As a professional design engineer, I don’t expect the typical inventor to do their own CAD design any more than a doctor expects his patients to do their own stitches.  It’s not that you couldn’t, it’s just generally a painful route.  But, like your doctor, designers need critical input and feedback from you throughout the design process.  Here are four tips for entrepreneurs seeking to maximize the creative design process.

  1. Write it down

    Establishing a vision match with your design team is like picking the corner stone for a building.  It all lines up from there, so be specific and don’t rush.  In what is often called a requirements document, the inventor needs to describe what customer problem a product solves, and what success metrics will be used.  Requirements cover both business and technical topics.  Discuss these requirements with your team, and make sure they can re-iterate them with understanding.  The format isn’t important, and yes the requirements may change along the way, but what’s most important is that they are discussed, understood, and agreed upon.

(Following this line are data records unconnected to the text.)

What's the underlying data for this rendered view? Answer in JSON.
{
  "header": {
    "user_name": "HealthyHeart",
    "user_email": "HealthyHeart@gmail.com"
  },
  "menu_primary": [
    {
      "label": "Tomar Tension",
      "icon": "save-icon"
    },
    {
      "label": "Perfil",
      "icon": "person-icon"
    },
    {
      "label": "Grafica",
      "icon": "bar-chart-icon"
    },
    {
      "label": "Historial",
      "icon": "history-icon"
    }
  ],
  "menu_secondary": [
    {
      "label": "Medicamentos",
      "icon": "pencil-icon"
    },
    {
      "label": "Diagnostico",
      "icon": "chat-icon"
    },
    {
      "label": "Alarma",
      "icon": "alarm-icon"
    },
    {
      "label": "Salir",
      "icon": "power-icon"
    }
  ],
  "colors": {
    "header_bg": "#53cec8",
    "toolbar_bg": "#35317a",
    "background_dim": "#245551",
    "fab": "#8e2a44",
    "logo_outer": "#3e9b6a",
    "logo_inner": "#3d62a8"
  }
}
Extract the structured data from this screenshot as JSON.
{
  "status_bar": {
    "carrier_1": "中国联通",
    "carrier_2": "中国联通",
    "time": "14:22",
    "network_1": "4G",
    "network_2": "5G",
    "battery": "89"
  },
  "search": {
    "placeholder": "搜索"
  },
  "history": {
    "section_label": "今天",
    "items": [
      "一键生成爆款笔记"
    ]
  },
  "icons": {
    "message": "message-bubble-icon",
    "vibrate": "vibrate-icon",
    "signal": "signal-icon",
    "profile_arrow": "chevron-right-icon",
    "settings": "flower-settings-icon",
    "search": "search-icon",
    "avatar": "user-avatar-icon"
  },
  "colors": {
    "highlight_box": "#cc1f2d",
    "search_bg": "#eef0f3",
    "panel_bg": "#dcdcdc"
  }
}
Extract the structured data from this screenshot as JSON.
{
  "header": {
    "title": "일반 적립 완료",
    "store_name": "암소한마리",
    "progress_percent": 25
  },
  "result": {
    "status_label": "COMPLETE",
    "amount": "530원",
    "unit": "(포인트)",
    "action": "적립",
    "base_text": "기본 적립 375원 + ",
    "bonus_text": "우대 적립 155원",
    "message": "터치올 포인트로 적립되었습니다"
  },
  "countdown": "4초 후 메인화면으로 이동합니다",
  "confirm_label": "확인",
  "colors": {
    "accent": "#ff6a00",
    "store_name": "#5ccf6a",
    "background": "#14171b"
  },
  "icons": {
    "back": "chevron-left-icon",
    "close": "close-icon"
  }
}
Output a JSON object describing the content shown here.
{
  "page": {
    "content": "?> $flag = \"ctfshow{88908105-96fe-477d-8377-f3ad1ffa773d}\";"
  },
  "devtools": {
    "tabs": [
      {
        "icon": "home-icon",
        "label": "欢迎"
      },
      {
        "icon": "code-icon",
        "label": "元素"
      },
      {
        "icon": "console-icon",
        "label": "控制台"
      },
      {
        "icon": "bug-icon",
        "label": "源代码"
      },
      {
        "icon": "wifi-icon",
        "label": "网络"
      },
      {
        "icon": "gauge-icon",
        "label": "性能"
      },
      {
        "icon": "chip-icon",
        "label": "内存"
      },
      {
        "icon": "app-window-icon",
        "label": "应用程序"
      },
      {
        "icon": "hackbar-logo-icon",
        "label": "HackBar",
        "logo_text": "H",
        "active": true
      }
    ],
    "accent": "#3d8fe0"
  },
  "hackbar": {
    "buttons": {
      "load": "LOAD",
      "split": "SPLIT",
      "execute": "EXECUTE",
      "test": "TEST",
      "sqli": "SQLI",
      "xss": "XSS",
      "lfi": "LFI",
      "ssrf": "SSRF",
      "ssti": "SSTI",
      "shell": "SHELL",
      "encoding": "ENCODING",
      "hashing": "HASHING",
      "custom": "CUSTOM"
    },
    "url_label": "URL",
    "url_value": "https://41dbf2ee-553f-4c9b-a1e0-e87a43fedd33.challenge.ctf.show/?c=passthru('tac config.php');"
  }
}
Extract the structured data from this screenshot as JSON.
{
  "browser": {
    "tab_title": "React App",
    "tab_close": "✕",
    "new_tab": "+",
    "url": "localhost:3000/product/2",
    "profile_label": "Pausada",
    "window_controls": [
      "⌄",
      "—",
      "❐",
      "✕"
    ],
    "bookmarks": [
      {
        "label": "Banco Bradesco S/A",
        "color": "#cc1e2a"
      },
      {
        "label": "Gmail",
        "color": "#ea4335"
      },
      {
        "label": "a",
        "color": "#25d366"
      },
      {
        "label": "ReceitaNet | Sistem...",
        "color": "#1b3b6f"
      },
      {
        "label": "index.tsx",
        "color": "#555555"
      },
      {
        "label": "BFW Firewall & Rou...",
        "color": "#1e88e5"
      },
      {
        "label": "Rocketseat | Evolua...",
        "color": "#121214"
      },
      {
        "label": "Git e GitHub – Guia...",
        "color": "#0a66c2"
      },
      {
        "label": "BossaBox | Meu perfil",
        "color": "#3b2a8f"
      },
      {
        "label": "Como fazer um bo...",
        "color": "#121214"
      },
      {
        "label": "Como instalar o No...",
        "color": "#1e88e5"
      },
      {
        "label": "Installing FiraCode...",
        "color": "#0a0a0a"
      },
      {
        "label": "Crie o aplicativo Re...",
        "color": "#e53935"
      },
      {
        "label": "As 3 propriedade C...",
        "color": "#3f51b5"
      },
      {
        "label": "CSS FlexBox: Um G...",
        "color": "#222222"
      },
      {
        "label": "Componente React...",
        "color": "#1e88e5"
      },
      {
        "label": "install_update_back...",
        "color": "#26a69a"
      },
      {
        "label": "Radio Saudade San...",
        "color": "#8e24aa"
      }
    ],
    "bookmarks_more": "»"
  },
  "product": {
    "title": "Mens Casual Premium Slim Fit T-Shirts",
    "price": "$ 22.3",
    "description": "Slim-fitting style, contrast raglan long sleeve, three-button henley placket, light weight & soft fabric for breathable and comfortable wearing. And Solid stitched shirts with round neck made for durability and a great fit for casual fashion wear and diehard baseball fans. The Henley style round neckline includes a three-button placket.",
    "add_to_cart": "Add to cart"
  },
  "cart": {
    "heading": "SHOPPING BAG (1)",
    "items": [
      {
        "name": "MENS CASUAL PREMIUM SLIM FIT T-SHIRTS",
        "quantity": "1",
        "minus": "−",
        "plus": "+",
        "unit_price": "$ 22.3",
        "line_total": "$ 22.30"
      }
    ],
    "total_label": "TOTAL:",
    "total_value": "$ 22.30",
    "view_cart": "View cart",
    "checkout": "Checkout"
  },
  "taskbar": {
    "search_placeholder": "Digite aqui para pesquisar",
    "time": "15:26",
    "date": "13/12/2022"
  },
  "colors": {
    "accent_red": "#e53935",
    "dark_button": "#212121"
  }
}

  2. Be descriptive beyond words

    Do you like writing?  I hope so, because if a picture takes 1000 words, a fully engineered, manufacturing ready 3D model takes 1000^3. That’s a billion for the non enginerds out there.  You and your design team can save a lot of word time by using pictures to communicate.  You probably expect your CAD designer to send you screenshots and an Autodesk® Design Review or SolidWorks® eDrawings® file to review as your design progresses.  But, have you considered that your feedback can also be visual?  I love it when my clients find pictures of colors, materials, and shape online to guide our discussions.  I also instruct them to sketch their change requests right on top of the screenshots I send.  They can use the 3D Design Review or eDrawigns file to take their own screenshots to point out question areas.  I’ve had clients build models out of clay to show me on a video call.  All of these techniques cut down discussion time by clearly articulating concepts visually.

  3. Design for manufacturing

    For many, manufacturing is such a costly part of bringing a product idea to market that they have to raise investment funds.  Some individuals take a licensing approach and pass the burden on to another company, along with a majority of the profitability.  No matter which route you take, realize your design will determine your manufacturing costs well before you start seeking production volume bids.  Routinely ask your design engineers, “How will we manufacture that?”  Spend time learning about the materials and fabrication techniques recommended.  Keep track of your expected volume and unit cost projections as a design advances.  By the time you are done with your design team, you should know enough about the manufacturing process of your product to start contacting suppliers yourself.  If you don’t like their manufacturing bids, they will simply tell you to go back and change the design.

  4. Predict performance

    Product sales are difficult to judge before you have a product to show. Product performance goals are often not measured until a physical prototype exists.  Even then it may not perform the way a mass production version will.  With modern technology, you don’t really have to wait until a prototype is done to start collecting performance data.  You should be showing trusted advisers photorealistic renderings of your product during the design cycle, when their input can be incorporated most cost effectively.  Your engineers should be telling you exactly how much your product will weigh well before you hold it.  They have technology that can tell you how long your product will last using material A vs material B. Such research and analysis can be costly and time consuming, but consider this truth:

    Knowing the answers to performance questions gets easier with time, however improving the answers gets more difficult.